“It was a big radio array. But it was pointed outward—away from the sun, into interstellar space. Now, you’ve got to ask yourself: What’s the point of that?”
Lamont jerked away at the sensation of a hand falling on his shoulder. It was small and weathered.
“You’re shaking,” Madison observed. “You should sit down.”
With a gentle nudge, she led him to a stool at the bar of her kitchenette. She crossed around to the other side and, bending down momentarily, produced a green-tinted bottle and a shot glass. She filled it and pushed it in front of Lamont with two fingers, waiting patiently until Lamont lifted it and tossed the drink down his throat.
“Thanks,” he croaked, his shoulders slumping.
Crouching again, Madison retrieved a second glass. She filled it, then refilled the one that still rested between Lamont’s ink-stained fingers. She drank hers effortlessly, her eyes never leaving Lamont’s face.
“You could be one of them,” Lamont said, meeting her gaze steadily.
His neighbor tightened her lips, forming fine wrinkles around them, lifting her palms in a helpless gesture. “A communist spy? I could be.”
Lamont downed the second shot and set the glass down, inhaling deeply. It no longer trembled in his fingers. “That’s very good,” He admitted. “You didn’t get it in District 7.”
Madison smiled slightly. “No, I bought it outside the spaceport in Medusa Dome. First thing after my cargo was converted to gold bars at the trade market. I was saving it for the flight home.”
“Sorry,” Lamont said self-consciously.
Madison waved her hand. “I can get more. Besides, that was months ago. I never expected to be renting an apartment here.”
“What was the cargo?” Lamont asked.
“Mostly helium,” Madison answered eagerly, her eyes lighting up at the familiar subject. “Pressure-cubed for transport. Enough to buy a farm when I get back to Earth. I hear people are doing that now…”

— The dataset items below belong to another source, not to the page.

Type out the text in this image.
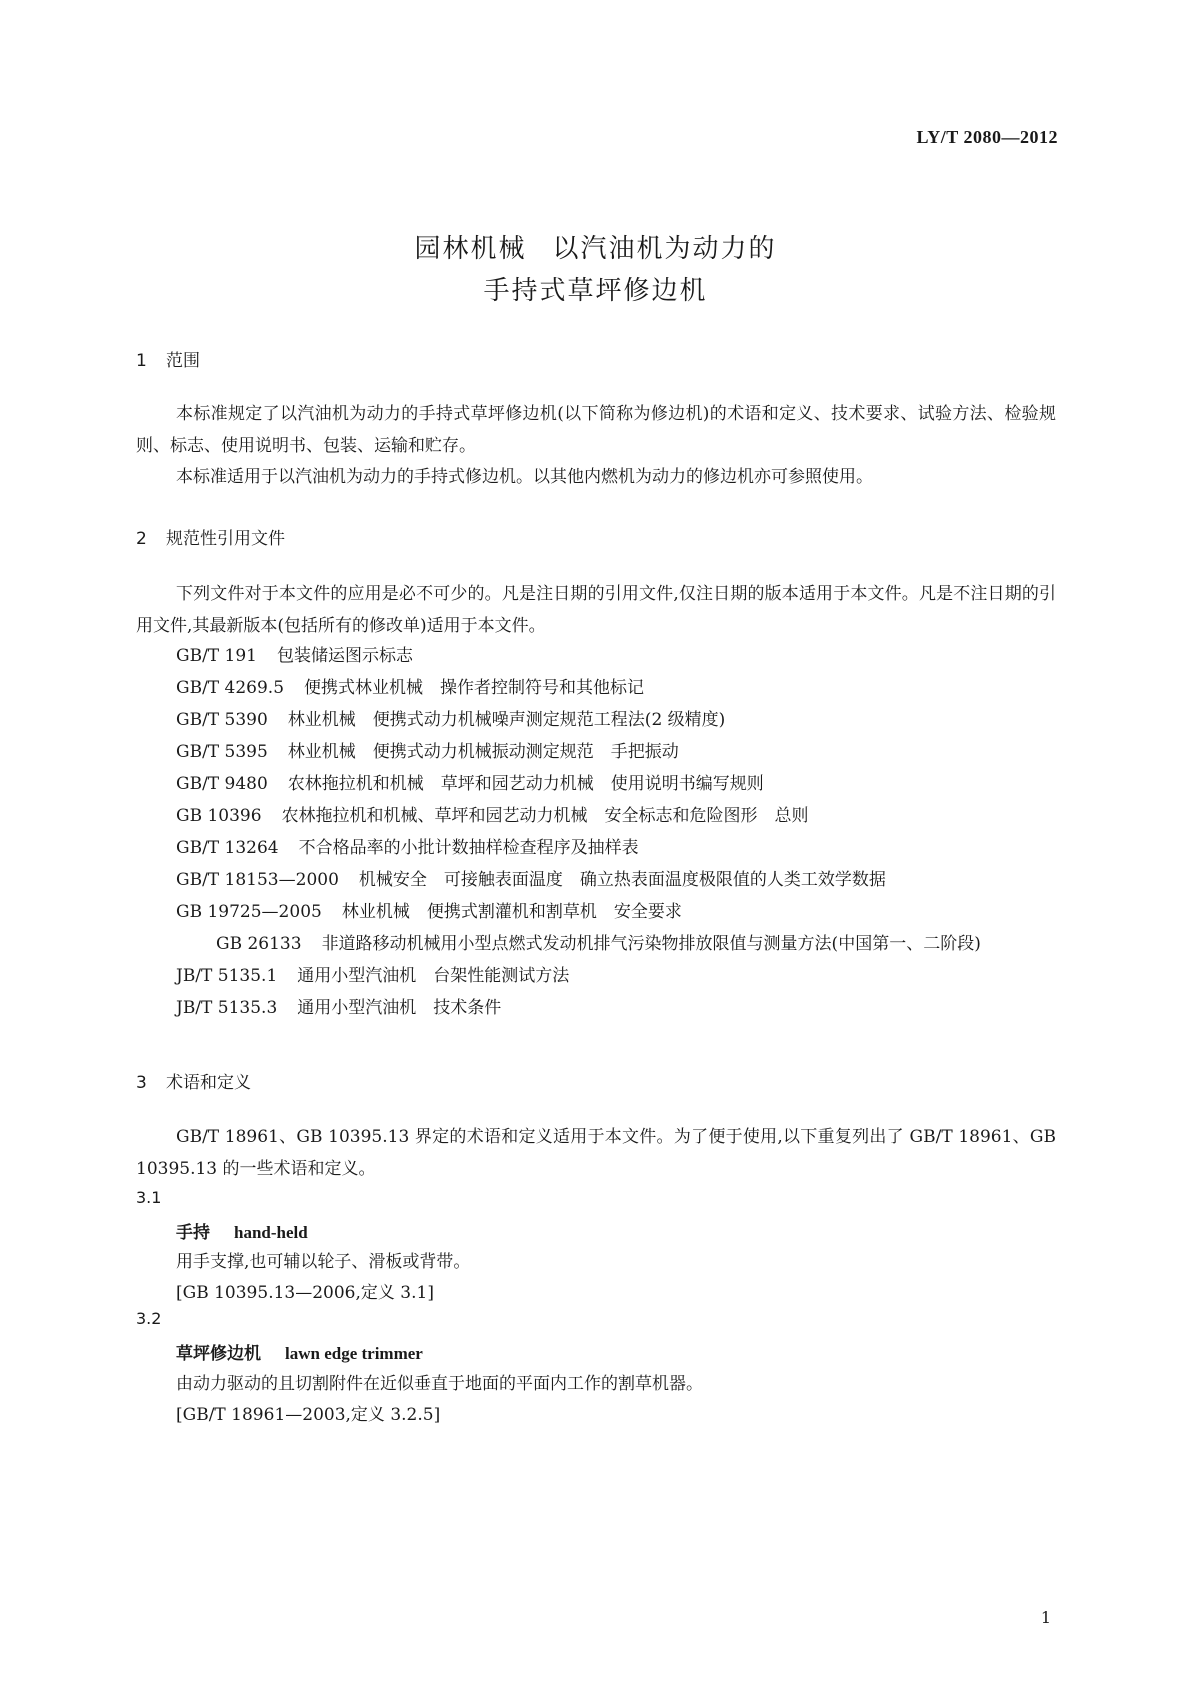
LY/T 2080—2012
园林机械 以汽油机为动力的
手持式草坪修边机
1 范围
本标准规定了以汽油机为动力的手持式草坪修边机(以下简称为修边机)的术语和定义、技术要求、试验方法、检验规则、标志、使用说明书、包装、运输和贮存。
本标准适用于以汽油机为动力的手持式修边机。以其他内燃机为动力的修边机亦可参照使用。
2 规范性引用文件
下列文件对于本文件的应用是必不可少的。凡是注日期的引用文件,仅注日期的版本适用于本文件。凡是不注日期的引用文件,其最新版本(包括所有的修改单)适用于本文件。
GB/T 191 包装储运图示标志
GB/T 4269.5 便携式林业机械　操作者控制符号和其他标记
GB/T 5390 林业机械　便携式动力机械噪声测定规范工程法(2 级精度)
GB/T 5395 林业机械　便携式动力机械振动测定规范　手把振动
GB/T 9480 农林拖拉机和机械　草坪和园艺动力机械　使用说明书编写规则
GB 10396 农林拖拉机和机械、草坪和园艺动力机械　安全标志和危险图形　总则
GB/T 13264 不合格品率的小批计数抽样检查程序及抽样表
GB/T 18153—2000 机械安全　可接触表面温度　确立热表面温度极限值的人类工效学数据
GB 19725—2005 林业机械　便携式割灌机和割草机　安全要求
GB 26133 非道路移动机械用小型点燃式发动机排气污染物排放限值与测量方法(中国第一、二阶段)
JB/T 5135.1 通用小型汽油机　台架性能测试方法
JB/T 5135.3 通用小型汽油机　技术条件
3 术语和定义
GB/T 18961、GB 10395.13 界定的术语和定义适用于本文件。为了便于使用,以下重复列出了 GB/T 18961、GB 10395.13 的一些术语和定义。
3.1
手持 hand-held
用手支撑,也可辅以轮子、滑板或背带。
[GB 10395.13—2006,定义 3.1]
3.2
草坪修边机 lawn edge trimmer
由动力驱动的且切割附件在近似垂直于地面的平面内工作的割草机器。
[GB/T 18961—2003,定义 3.2.5]
1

The blinds glowed a sullen red with the approach of artificial sunset in the daylights outside. Madison’s apartment had taken on a warm coziness, the small points of light scattered across the ceiling appearing to drift like fireflies in Lamont’s peripheral vision. Madison had long since come to occupy the second stool at the bar, and the bottle between them was half-empty, sharing space with two stainless steel mugs that had been filled with strong coffee to balance things out.
“It’s a strange thing,” Madison was saying, her speech affecting more of what Lamont now recognized as a Louisiana drawl than it had when they had first met. “Tracking the new fusion models zipping back and forth between Mars and Jupiter, Mars and the Belt. I saw a few of them make a round trip while I was still just moseyin’ along. I’ll tell you, though, those first radio transmissions might’ve just saved my life. I must have sounded like a lunatic.”
“It can’t be that unusual to meet a prospector out there,” Lamont suggested. He had kept her talking for hours, describing the minute details of a decade spent in the outer Solar System, which he carefully absorbed, weighed, compared.
Madison shook her head. “The Asteroid Belt is still crawling with ‘em, of course. I picked up some radio traffic from Saturn, and now they’ve practically got cities orbiting Jupiter. That’s new. But it’s still rare to venture out to the ice giants. The first half of our—of my—trip back was just about silent.” She looked haunted at the thought.
“So the whole time you spent in orbit around Neptune was just you and your partner? You never saw anyone else?”
“There was one encounter,” Madison admitted, quickly draining the cold dregs at the bottom of her coffee mug. “It was a weird one. After our departure, we happened to notice that a station of some kind was being constructed in orbit around Triton. There was a big supply ship for it in orbit; we could see the United Space markings on the side. But they never responded to our radio calls.”
“That is strange,” Lamont agreed thoughtfully.
“It gets stranger,” Madison teased, leaning toward him conspiratorially. “I took some photos of the station. It was a big radio array. But it was pointed outward—away from the sun, into interstellar space. Now, you’ve got to ask yourself: What’s the point of that?”